Com o nome de Steele mais uma vez na manchete das notícias, como resultado de um memorando lançado por Trump na sexta-feira, a semana analisa o que se sabe até agora sobre a operadora da Guerra Fria de 53 anos.

Os primeiros anos

Depois de se formar na Universidade de Cambridge, onde foi presidente da União, Steele se juntou ao MI6, trabalhando como agente de campo em Moscou, depois como chefe do escritório do MI6 na Rússia e como conselheiro das Forças Especiais Britânicas em operações de captura ou morte no Afeganistão, Vanity Fair relatado em abril passado.

De acordo com The Daily Telegraph , ele também trabalhou em Londres como oficial do caso para o desertor do FSB Alexander Litvinenko, que foi assassinado por envenenamento por polônio em 2006.

Steele se aposentou do trabalho de inteligência em 2009, pouco antes da morte de sua primeira esposa. O ex-agente, que se casou novamente, fundou a empresa de investigações privadas Orbis Business Intelligence com sede em Londres, que passou a investigar a corrupção na Fifa, órgão governante do futebol, levando à renúncia do ex-presidente da Fifa, Sepp Blatter.

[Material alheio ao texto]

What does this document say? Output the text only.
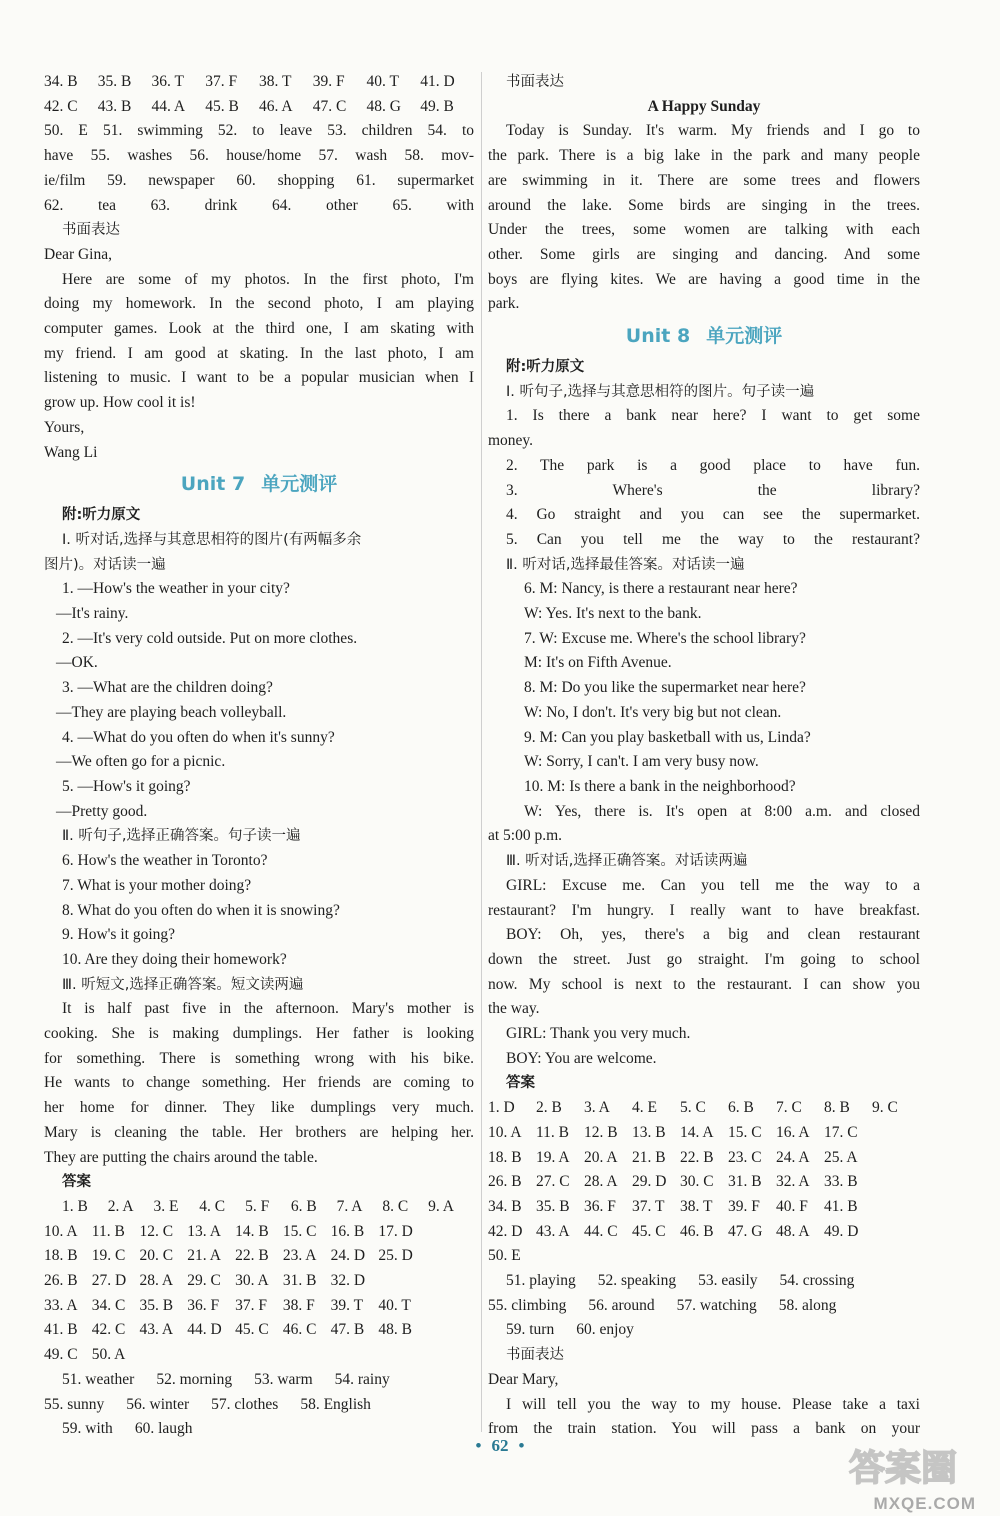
34. B	35. B	36. T	37. F	38. T	39. F	40. T	41. D
42. C	43. B	44. A	45. B	46. A	47. C	48. G	49. B
50. E 51. swimming 52. to leave 53. children 54. to
have 55. washes 56. house/home 57. wash 58. mov-
ie/film 59. newspaper 60. shopping 61. supermarket
62. tea 63. drink 64. other 65. with
书面表达
Dear Gina,
Here are some of my photos. In the first photo, I'm
doing my homework. In the second photo, I am playing
computer games. Look at the third one, I am skating with
my friend. I am good at skating. In the last photo, I am
listening to music. I want to be a popular musician when I
grow up. How cool it is!
Yours,
Wang Li
Unit 7 单元测评
附:听力原文
Ⅰ. 听对话,选择与其意思相符的图片(有两幅多余
图片)。对话读一遍
1. —How's the weather in your city?
—It's rainy.
2. —It's very cold outside. Put on more clothes.
—OK.
3. —What are the children doing?
—They are playing beach volleyball.
4. —What do you often do when it's sunny?
—We often go for a picnic.
5. —How's it going?
—Pretty good.
Ⅱ. 听句子,选择正确答案。句子读一遍
6. How's the weather in Toronto?
7. What is your mother doing?
8. What do you often do when it is snowing?
9. How's it going?
10. Are they doing their homework?
Ⅲ. 听短文,选择正确答案。短文读两遍
It is half past five in the afternoon. Mary's mother is
cooking. She is making dumplings. Her father is looking
for something. There is something wrong with his bike.
He wants to change something. Her friends are coming to
her home for dinner. They like dumplings very much.
Mary is cleaning the table. Her brothers are helping her.
They are putting the chairs around the table.
答案
1. B	2. A	3. E	4. C	5. F	6. B	7. A	8. C	9. A
10. A 11. B 12. C 13. A 14. B 15. C 16. B 17. D
18. B 19. C 20. C 21. A 22. B 23. A 24. D 25. D
26. B 27. D 28. A 29. C 30. A 31. B 32. D
33. A 34. C 35. B 36. F	37. F	38. F	39. T 40. T
41. B 42. C 43. A 44. D 45. C 46. C 47. B 48. B
49. C 50. A
51. weather 52. morning 53. warm 54. rainy
55. sunny 56. winter 57. clothes 58. English
59. with 60. laugh
书面表达
A Happy Sunday
Today is Sunday. It's warm. My friends and I go to
the park. There is a big lake in the park and many people
are swimming in it. There are some trees and flowers
around the lake. Some birds are singing in the trees.
Under the trees, some women are talking with each
other. Some girls are singing and dancing. And some
boys are flying kites. We are having a good time in the
park.
Unit 8 单元测评
附:听力原文
Ⅰ. 听句子,选择与其意思相符的图片。句子读一遍
1. Is there a bank near here? I want to get some
money.
2. The park is a good place to have fun.
3. Where's the library?
4. Go straight and you can see the supermarket.
5. Can you tell me the way to the restaurant?
Ⅱ. 听对话,选择最佳答案。对话读一遍
6. M: Nancy, is there a restaurant near here?
W: Yes. It's next to the bank.
7. W: Excuse me. Where's the school library?
M: It's on Fifth Avenue.
8. M: Do you like the supermarket near here?
W: No, I don't. It's very big but not clean.
9. M: Can you play basketball with us, Linda?
W: Sorry, I can't. I am very busy now.
10. M: Is there a bank in the neighborhood?
W: Yes, there is. It's open at 8:00 a.m. and closed
at 5:00 p.m.
Ⅲ. 听对话,选择正确答案。对话读两遍
GIRL: Excuse me. Can you tell me the way to a
restaurant? I'm hungry. I really want to have breakfast.
BOY: Oh, yes, there's a big and clean restaurant
down the street. Just go straight. I'm going to school
now. My school is next to the restaurant. I can show you
the way.
GIRL: Thank you very much.
BOY: You are welcome.
答案
1. D	2. B	3. A	4. E	5. C	6. B	7. C	8. B	9. C
10. A 11. B 12. B 13. B 14. A 15. C 16. A 17. C
18. B 19. A 20. A 21. B 22. B 23. C 24. A 25. A
26. B 27. C 28. A 29. D 30. C 31. B 32. A 33. B
34. B 35. B 36. F	37. T	38. T	39. F	40. F	41. B
42. D 43. A 44. C 45. C 46. B 47. G 48. A 49. D
50. E
51. playing 52. speaking 53. easily 54. crossing
55. climbing 56. around 57. watching 58. along
59. turn 60. enjoy
书面表达
Dear Mary,
I will tell you the way to my house. Please take a taxi
from the train station. You will pass a bank on your
• 62 •
答案圈
MXQE.COM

O dossiê de Trump foi preparado sob contrato com os adversários republicanos e democratas do presidente. O parceiro de negócios de Steele, Christopher Burrows, que se recusou a confirmar ou negar que Orbis produziu o relatório, disse ao The Wall Street Journal: Nós [Orbis] não temos nenhum machado político para moer; o objetivo é responder às exigências dos nossos clientes.

Em abril de 2016, a campanha de Hillary Clinton e o Comitê Nacional Democrata contrataram a empresa de pesquisa Fusion GPS - que, por sua vez, supostamente contratou Steele - para examinar os laços de Trump com a Rússia. Steele ficou suficientemente alarmado com suas descobertas para procurar um contato do FBI em Roma, para fornecer o memorando e outras informações, The Washington Post relatórios.

‘Preocupações sérias’

Em setembro de 2016, Steele estava supostamente informando repórteres do The New York Times, The New Yorker, CNN e outros meios de comunicação sobre a possível interferência russa na eleição dos EUA, de acordo com um processo judicial de Londres ligado a uma publicação do dossiê no Buzzfeed e visto por The Washington Post.

No mês passado, o senador republicano Lindsey O. Graham disse ao NBC Conheça a imprensa que Steele estava na folha de pagamento do Fusion GPS e supostamente trabalhando como um informante do FBI que estava comprando este dossiê em todo o mundo. Graham e outro senador republicano encaminharam suas preocupações ao Departamento de Justiça (DOJ), pedindo uma investigação criminal, Bloomberg relatórios.

O memorando lançado por Donald Trump na semana passada diz que o dossiê de Steele sobre a Rússia era parte essencial das solicitações do FBI e do DOJ para espionar o ex-conselheiro de campanha de Trump, Carter Page. A Casa Branca diz que o último memorando levanta sérias preocupações sobre a integridade da investigação na Rússia. No entanto, o FBI afirma que o memorando é impreciso e omite fatos importantes.

Quanto ao Steele? Ele ainda está se mantendo discreto - embora talvez não por muito tempo.

O FBI aparentemente está ciente de um segundo dossiê alegando que Trump foi comprometido pela Rússia - um dossiê que O guardião diz que também foi passado às autoridades por Steele.